SpatialOS
Concept OS for AR showcasing various gestures, inputs, and interactions
DOUBLE POINT
2024
SpatialOS was created to evaluate and showcase Doublepoint’s wrist-based gesture detection in real-world scenarios, offering a direct comparison with other industry-standard input methods. The goal was to explore how intuitive, efficient, and versatile different input systems could be in mixed reality environments, helping potential partners understand the unique value of wrist-based control.
To achieve this, we designed SpatialOS as a conceptual AR/MR operating system that let users seamlessly switch between eye-tracking and hand raycasting for pointing, as well as between hand-tracking or a smartwatch equipped with an IMU for selecting. This flexible input framework provided a controlled setting to test and contrast various modalities in practical use cases.
Within SpatialOS, users could navigate menus, scroll through a web browser, explore photo and movie galleries, adjust settings using custom sliders, and even play a bubbles minigame. These interactions grounded the input methods in familiar, everyday tasks—turning the OS into both a demo platform and an experiential benchmark for gesture-based input.
OS | Mixed Reality | Meta Quest Pro | Eye tracking | Hand Tracking | IMU Raycasting | Machine Learning gesture recognition | UI | XR UX |
My role
Lead Developer
Unity / C#
Led development of an AR/MR experience with a focus on rapid prototyping while allowing modular swappable design that scales across mini-apps and usecases
engineered a state management system with dynamic mini-app launching/closing.
Spearheaded concept development and itteration
Built a custom interaction and UI toolkit supporting modular, real-time input swapping.
Created bespoke UI components: sliders, toggles, buttons, draggable elements, and scrollable areas - with smooth custom animations, weights and feel.
Integrated external SDKs, including Meta and DoublePoint.
Engineered a custom raycasting system for point-and-select interaction using only smartwatch sensors - no external trackers or sensors required.
Developed all miniapps featured in the OS:
Scrollable web browser
Photo gallery and viewer
Video gallery and player
Settings app
Bubbles minigame
Collaborated closely with designers to bring visual concepts to life.
Conducted user testing and presented the system on the showfloor at major industry events (AWE 2023, CES 2023).
Challeges & Solutions
Challenge: Seamlessly support multiple input types
The Problem: Enabling dynamic switching between input methods (e.g., gesture, selection, device-based) without conflicts or hard-coded limitations.
My Solution: I built a custom input framework with a modular, extensible architecture. It supports a growing library of pointers and selectors—each plug-and-play. New input types can be added effortlessly, allowing them to work together without rewriting core logic.
Challenge: Ray pointer alignment using only IMU data
The Problem: How to keep a ray pointer aligned with the user’s arm using only IMU data from a smartwatch—no optical tracking, no absolute position. The watch only provides acceleration and orientation deltas, making stability and consistency tricky, especially during erratic movement.

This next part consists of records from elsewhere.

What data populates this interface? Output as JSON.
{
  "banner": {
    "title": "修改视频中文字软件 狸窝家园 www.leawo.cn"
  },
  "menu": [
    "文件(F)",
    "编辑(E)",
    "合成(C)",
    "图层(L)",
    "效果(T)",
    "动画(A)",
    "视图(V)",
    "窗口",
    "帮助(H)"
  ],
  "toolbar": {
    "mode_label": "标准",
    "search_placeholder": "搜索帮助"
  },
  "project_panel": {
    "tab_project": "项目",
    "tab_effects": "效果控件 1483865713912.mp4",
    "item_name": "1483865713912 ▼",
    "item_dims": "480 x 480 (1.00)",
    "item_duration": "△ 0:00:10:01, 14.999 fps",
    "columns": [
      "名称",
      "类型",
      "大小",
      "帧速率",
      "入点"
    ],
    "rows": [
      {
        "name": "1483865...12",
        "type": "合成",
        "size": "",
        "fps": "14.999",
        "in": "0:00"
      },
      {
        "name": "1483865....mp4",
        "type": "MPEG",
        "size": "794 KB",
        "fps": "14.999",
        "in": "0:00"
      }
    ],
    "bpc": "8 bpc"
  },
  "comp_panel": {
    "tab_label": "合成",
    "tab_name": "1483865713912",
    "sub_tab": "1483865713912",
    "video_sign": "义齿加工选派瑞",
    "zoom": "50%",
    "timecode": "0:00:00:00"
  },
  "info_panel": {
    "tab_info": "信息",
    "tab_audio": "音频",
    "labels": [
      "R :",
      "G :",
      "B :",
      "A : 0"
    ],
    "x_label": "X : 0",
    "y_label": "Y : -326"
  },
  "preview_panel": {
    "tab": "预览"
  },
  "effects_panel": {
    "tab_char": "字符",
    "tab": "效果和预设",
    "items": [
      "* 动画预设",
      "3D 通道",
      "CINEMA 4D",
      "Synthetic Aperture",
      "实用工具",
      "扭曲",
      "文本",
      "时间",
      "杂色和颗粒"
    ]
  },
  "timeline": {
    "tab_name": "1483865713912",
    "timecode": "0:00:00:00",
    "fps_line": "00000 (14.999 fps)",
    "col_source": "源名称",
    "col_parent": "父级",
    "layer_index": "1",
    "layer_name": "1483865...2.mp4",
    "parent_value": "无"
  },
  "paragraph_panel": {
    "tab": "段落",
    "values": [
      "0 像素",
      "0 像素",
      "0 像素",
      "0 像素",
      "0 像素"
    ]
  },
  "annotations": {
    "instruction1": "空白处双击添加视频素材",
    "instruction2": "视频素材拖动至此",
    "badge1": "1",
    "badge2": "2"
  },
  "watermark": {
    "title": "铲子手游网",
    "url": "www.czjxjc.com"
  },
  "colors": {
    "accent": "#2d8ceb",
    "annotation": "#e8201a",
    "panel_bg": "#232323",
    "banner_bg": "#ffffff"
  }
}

My Solution: I used the direction of gravity to define "up" and aligned the ray with the camera when the arm is down. When the user lifts their arm to point, the system uses that calibrated rotation to align the ray forward. The ray’s position is offset from the camera and adjusted by its height to remain anchored to the user’s arm in motion.
Challenge: Making UI interactions feel human and playful
The Problem: Most UI interactions feel sterile. A perfectly straight ray pointer feels rigid, robotic—lacking expression and nuance.
My Solution: I reimagined the ray as something alive. I gave it dynamic bend based on interaction weight - each UI element (like a slider handle) has a custom “mass.” Light interactions bend the ray slightly, feeling snappy and responsive - perfect for casual flicking through social content. Heavier elements bend it more, creating tension and precision - great for tasks like scrubbing to a specific timestamp or setting the volume to exactly 45%. It’s tactile without touch.